Ojalá el auténtico espíritu navideño ilumine nuestros pasos, adoctrinados ahora por el lenguaje del orgullo y la soberbia, y nos haga ver otro renacer más solidariamente humano, sin caer en el ahogo del alboroto y de la confusión. Quizás nos sea saludable retomar el silencio, oír la voz de la conciencia, ponerse en disposición de escucha interior, enhebrar nuevos sueños, saboreando la mansa alegría que este Niño trae a la humanidad. A poco que ahondemos en nuestro corazón, María, la Madre por excelencia, va a ayudarnos a entender aquellas hondas palabras del misterio del nacimiento de su Hijo divino: humildad, quietud, asombro y gozo. Nos vendrá bien, entonces, repensar sobre sus buenos sentimientos; puesto que, al fin y al cabo, es lo que puede unirnos. La postura interesada o del beneficio, aval de nuestro caminar diario, jamás ha forjado uniones duraderas; porque, además, aún no hemos aprendido a acogernos y a difundir la evidencia de los valores y las huellas. Contaminado el ambiente por este volcán de falsedades, la desolación de muchas gentes es bien patente, solo hay que mirarle a los ojos y beber de sus lágrimas. También ese amor de servicio a la vida, me refiero al amor conyugal, nos lo hemos devaluado hasta el extremo de no reconocer la entrega total y recíproca, como un don de valor incomparable.
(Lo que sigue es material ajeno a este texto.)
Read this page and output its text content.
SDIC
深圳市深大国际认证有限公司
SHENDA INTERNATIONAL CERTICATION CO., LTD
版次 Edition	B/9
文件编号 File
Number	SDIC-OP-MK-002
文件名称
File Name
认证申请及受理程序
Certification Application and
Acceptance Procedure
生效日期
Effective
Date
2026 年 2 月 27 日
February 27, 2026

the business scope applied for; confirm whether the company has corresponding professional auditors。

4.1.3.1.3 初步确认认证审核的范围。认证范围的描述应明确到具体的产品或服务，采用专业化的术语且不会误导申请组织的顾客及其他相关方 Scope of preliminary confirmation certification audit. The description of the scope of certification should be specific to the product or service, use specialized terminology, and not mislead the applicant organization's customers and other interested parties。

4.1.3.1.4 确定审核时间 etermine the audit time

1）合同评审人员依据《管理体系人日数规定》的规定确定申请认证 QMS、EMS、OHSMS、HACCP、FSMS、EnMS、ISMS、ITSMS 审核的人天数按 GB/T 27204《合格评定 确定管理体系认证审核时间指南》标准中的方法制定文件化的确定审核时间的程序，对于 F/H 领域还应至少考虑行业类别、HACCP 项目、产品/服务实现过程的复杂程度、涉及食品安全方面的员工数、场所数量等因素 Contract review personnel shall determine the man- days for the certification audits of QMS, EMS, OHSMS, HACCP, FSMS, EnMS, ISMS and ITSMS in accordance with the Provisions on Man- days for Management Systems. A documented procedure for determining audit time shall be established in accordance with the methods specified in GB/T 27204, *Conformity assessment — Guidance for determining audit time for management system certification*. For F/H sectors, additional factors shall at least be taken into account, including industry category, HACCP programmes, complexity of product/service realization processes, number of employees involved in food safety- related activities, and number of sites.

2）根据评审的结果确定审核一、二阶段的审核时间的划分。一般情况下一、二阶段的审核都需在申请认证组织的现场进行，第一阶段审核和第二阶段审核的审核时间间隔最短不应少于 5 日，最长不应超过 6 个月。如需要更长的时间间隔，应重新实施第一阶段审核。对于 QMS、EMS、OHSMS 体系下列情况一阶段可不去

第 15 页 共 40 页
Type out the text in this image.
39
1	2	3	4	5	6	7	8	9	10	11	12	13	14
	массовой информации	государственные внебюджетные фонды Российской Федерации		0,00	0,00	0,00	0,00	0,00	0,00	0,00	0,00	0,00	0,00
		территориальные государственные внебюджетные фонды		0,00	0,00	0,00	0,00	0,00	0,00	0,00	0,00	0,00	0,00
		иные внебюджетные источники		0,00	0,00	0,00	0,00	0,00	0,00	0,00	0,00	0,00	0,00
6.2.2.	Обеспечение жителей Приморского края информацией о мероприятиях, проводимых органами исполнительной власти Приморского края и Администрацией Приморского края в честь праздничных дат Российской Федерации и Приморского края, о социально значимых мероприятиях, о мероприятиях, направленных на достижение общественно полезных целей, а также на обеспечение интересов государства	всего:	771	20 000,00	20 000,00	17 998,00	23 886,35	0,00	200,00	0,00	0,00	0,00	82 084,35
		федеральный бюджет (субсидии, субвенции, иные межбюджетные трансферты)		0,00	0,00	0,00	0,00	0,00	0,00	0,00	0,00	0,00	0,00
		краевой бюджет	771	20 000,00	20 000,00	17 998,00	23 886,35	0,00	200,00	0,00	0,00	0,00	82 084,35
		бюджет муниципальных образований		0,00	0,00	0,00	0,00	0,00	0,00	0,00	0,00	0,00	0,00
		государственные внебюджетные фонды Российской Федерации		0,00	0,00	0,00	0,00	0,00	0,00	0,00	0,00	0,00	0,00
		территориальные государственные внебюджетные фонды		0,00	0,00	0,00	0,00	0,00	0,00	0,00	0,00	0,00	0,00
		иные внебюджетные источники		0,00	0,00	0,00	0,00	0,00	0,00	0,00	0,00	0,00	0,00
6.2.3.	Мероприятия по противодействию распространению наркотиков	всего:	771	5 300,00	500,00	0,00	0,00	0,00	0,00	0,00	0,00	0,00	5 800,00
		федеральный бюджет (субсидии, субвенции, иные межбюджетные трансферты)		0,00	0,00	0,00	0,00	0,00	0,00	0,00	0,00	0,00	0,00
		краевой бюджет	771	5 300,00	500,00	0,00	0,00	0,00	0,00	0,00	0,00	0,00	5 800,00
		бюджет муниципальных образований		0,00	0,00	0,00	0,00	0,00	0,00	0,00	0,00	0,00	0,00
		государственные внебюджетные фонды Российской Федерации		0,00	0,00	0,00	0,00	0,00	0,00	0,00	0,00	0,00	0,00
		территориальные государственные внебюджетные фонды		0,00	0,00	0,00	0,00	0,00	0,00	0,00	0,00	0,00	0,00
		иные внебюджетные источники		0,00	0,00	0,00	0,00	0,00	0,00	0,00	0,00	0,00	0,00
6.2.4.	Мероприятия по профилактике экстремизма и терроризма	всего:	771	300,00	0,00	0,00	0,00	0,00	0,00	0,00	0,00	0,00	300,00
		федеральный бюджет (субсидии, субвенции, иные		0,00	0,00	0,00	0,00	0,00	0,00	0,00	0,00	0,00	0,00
Así hemos llegado, igualmente, a la caducidad del darse y del donarse; a una trivialización que todo lo desnaturaliza y lo mueve al antojo de esa cultura dictatorial irresponsable, que todo lo confunde en favor de su endiosamiento. Por consiguiente, hoy más que nunca, hay que salir de uno mismo a injertar ese Belén en nuestras vidas, a vociferar que somos hijos del amor y, en consecuencia, hemos de amarnos sin condiciones ni condicionantes, ya que somos amantes de toda existencia viva a la que hemos de darle presente. No podemos continuar en esta contradicción, de no dar cuidados y vitalidad. Esta visión de la desconfianza entre unos y otros nos lleva a la decadencia. De ahí que, con el corazón repleto de vivencias, repasemos con el pensamiento las vicisitudes de este año 2020 que está llegando a su ocaso e intentemos resplandecer interiormente, experimentando la complacencia de la bondad. No más laberintos de sospecha; si acaso, más comprensión, poniendo en acción las energías de la mente y del alma. Seguramente así, alcanzaremos ese momento de elegancia, porque toda vida humana es capaz de tener una cierta experiencia mística que le insta a ese cambio que nos embellece, a través de un trabajo que nos dignifica, resurgiendo de las cenizas y con la voluntad siempre crecida de esperanza.
El autor es escritor español radicado en la ciudad de Granada.